Motherhood has changed me. It has taken away the time which I used to have for myself, which I failed to appreciate when I wasn't with a child. Having a baby is like having to always be ready to shower with the door open when you're alone with him and being ready to run out of the shower naked, with only one leg shaved, the moment he cries for you. Being a mother means you have to sacrifice the things you love for a while, while he is still so helpless and is trying to find comfort in this world you have brought him into. Being a mother also causes a shift in paradigm and priorities.
And though it seems like motherhood demands so much out of a person, there is an indescribable instant gratification which I get out of it, which is equally difficult to fathom.
Is it in that smile while and after I am nursing him? It is in that expectant look every time I sing his bath time song. Is it the amusement in seeing how his little legs kick in his tub each time I sing his swimming song? Is it that toothless smile? Or is it in that funny moment when he cries hearing his own fart?

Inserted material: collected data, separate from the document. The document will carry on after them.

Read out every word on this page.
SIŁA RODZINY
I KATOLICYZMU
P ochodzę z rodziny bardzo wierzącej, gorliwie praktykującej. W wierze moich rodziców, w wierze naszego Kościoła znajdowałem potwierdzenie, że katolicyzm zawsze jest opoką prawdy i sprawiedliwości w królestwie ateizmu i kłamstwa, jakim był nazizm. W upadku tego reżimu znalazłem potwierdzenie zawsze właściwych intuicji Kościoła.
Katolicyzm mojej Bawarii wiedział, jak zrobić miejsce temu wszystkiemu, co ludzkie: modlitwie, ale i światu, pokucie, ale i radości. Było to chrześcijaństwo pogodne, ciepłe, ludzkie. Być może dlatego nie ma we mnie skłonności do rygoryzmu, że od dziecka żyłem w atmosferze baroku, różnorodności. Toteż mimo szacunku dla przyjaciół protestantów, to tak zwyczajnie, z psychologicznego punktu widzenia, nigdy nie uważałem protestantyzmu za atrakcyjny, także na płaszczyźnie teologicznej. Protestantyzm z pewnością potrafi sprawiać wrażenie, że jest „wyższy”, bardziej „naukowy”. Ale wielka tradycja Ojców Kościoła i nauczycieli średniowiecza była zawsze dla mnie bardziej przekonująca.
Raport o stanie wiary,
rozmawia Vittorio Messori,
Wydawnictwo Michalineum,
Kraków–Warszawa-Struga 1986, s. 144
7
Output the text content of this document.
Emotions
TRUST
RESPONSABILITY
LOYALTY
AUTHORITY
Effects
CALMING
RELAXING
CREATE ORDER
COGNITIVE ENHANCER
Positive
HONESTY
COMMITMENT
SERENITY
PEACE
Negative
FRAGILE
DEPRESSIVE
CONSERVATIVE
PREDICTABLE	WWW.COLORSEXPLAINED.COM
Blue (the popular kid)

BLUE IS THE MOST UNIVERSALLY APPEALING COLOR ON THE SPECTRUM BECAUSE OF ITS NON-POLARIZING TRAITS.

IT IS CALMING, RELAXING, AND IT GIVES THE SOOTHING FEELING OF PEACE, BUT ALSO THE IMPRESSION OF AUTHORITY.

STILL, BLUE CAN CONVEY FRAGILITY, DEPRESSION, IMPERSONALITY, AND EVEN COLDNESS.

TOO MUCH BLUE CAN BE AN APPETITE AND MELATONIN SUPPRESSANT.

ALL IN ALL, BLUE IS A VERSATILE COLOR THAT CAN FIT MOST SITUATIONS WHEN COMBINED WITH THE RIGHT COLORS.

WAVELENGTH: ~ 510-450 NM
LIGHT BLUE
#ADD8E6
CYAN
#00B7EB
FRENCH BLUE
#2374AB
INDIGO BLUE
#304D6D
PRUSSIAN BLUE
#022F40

Or is it the fact that he now knows that I am his Mama each time his eyes tail me while I move about the room to get things done.
Or is it all of the above?
I sometimes wish I had a camera watching over us to record moments in a day which cannot be rewinded; both good and bad.
It's the fact that babies grow oh-so-fast that makes him such a powerful magnet; so powerful that I can't quite pull myself away from him, even when I want to.
Though I love this blog and vow to come back to it, telling it of how Ariff Luqman came into this world so that I will always remember, for now, I'm just going to spend my days just planting sloppy kisses on this boy, while he's still too young to tell me off for embarrassing him.
Til then. I'll be enjoying motherhood now.